Say the words “animal self-recognition,” and many scientists will think of chimpanzees, crows and elephants.

For the first time, researchers — employing an innovative twist on the mirror test — have found evidence that garter snakes can distinguish themselves from others, using not sight but scent.

“Reptiles are massively understudied,” said Noam Miller, a comparative psychologist at Wilfrid Laurier University in Ontario, Canada, and an author of the paper, published on Wednesday in the journal Proceedings of the Royal Society B. “There’s a bias out there that they’re these boring, not very cognitive animals, and that’s completely wrong. That’s one of the reasons why we got very interested in studying them and showing the complex cognitive things they can do.”
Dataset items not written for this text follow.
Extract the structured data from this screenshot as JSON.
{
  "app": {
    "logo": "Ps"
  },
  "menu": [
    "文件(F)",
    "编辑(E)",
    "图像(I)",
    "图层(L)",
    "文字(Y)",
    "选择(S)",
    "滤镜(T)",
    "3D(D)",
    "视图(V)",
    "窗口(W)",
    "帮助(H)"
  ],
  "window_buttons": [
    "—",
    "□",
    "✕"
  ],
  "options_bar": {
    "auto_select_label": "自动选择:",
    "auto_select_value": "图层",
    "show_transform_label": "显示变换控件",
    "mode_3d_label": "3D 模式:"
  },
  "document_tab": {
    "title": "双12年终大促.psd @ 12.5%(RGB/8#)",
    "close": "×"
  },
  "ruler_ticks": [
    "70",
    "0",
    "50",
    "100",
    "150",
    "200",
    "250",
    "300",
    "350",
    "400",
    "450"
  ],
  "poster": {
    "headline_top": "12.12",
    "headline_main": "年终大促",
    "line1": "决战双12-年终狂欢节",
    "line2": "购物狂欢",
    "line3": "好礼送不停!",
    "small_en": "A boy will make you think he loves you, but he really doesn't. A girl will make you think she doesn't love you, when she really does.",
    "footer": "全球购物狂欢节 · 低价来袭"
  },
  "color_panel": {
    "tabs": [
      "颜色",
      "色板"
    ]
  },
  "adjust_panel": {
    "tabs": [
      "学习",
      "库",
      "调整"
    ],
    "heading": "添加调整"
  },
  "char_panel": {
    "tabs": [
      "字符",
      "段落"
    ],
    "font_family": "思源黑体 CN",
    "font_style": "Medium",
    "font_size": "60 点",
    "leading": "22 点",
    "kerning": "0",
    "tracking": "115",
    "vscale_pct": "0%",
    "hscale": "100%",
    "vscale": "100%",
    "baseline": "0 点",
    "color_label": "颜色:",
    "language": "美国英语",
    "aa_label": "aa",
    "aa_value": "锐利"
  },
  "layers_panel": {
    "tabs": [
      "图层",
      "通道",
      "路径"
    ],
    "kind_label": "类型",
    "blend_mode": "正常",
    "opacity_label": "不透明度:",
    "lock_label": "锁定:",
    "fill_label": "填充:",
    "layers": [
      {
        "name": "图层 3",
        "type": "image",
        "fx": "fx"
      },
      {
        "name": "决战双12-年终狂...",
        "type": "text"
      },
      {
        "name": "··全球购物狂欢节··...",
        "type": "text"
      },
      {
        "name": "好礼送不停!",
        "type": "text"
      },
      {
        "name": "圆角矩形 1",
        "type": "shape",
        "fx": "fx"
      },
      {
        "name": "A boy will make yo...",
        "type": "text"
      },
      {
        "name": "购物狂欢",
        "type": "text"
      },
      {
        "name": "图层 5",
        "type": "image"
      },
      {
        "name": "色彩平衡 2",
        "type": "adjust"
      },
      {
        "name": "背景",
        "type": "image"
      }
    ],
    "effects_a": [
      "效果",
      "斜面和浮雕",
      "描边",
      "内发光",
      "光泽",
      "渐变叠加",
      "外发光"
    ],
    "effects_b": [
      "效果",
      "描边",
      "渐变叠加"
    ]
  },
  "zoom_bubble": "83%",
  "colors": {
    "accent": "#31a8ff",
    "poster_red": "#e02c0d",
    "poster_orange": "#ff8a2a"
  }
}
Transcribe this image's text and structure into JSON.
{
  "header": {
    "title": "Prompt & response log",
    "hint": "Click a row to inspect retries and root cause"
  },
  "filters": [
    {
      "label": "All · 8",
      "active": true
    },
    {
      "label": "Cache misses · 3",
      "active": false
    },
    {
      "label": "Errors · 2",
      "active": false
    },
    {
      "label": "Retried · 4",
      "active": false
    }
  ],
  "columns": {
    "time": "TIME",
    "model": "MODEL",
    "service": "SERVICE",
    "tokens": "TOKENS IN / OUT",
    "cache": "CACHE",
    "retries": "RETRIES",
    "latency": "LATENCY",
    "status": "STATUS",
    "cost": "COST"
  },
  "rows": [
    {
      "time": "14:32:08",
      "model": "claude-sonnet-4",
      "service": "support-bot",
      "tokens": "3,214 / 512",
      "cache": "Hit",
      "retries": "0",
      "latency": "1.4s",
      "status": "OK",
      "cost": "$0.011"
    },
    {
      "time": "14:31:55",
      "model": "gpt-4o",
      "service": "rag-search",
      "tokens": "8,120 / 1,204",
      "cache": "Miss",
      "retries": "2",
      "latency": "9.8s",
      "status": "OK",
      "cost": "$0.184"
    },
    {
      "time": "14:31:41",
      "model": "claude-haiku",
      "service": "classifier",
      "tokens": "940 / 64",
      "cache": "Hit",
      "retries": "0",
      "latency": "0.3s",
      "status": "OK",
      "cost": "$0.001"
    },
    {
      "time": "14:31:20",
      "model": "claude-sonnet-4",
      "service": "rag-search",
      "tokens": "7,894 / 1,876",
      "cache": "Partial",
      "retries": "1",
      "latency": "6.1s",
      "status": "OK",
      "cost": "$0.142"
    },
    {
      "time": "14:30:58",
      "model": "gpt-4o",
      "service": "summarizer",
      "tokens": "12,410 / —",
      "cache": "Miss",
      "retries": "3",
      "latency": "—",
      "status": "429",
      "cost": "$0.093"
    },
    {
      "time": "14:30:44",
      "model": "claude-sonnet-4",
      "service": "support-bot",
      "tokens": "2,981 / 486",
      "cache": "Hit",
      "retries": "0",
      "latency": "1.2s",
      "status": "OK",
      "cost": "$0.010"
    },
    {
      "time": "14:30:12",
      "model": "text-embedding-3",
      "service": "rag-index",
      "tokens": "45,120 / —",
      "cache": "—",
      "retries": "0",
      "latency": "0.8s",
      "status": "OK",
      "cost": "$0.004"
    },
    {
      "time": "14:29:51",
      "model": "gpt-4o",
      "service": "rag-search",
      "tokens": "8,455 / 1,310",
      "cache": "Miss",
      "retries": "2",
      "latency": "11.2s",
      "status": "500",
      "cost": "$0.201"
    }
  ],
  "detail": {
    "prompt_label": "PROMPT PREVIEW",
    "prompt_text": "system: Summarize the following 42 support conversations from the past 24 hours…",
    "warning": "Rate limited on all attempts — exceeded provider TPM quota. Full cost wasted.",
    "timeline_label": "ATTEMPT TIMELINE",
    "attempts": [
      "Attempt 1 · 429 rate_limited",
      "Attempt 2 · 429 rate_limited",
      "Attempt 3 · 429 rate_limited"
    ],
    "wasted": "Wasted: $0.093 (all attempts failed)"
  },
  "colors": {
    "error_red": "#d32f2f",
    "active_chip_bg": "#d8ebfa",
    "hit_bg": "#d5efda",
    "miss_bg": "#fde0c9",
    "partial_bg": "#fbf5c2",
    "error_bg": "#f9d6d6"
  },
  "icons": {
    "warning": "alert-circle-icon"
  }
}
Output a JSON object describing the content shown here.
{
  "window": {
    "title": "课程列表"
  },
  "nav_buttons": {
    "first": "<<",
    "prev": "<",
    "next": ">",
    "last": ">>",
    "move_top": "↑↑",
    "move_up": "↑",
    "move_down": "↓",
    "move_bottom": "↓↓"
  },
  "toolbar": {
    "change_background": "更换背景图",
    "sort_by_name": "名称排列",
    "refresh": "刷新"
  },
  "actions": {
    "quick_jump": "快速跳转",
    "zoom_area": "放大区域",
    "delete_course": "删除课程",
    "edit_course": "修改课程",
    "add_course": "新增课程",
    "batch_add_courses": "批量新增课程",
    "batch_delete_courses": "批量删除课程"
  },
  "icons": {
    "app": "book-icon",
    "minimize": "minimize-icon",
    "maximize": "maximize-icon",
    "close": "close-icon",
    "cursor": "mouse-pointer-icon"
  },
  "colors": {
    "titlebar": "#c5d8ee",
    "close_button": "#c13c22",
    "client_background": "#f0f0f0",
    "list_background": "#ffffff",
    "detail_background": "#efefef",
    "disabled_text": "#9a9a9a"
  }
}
One traditional sign of animal cognition has generally been the mirror test, Dr. Miller said, or whether an animal can learn to recognize itself in a reflective surface, a trait thought to be a proxy for more sophisticated intelligence. Pioneered by primate researchers in the 1970s, the test typically involves marking an animal with paint somewhere that is visible only in the mirror and waiting to see if it investigates the change.

Similar tests have since been done with a range of species: elephants (passed), pandas (failed), roosters (passed) and even fish like the cleaner wrasse (passed).

But the mirror test is geared toward animals that are primarily visual. Many species — such as snakes — rely primarily on their sense of smell, Dr. Miller said. In 2017, researchers devised an olfactory version of the test for dogs. (They passed.)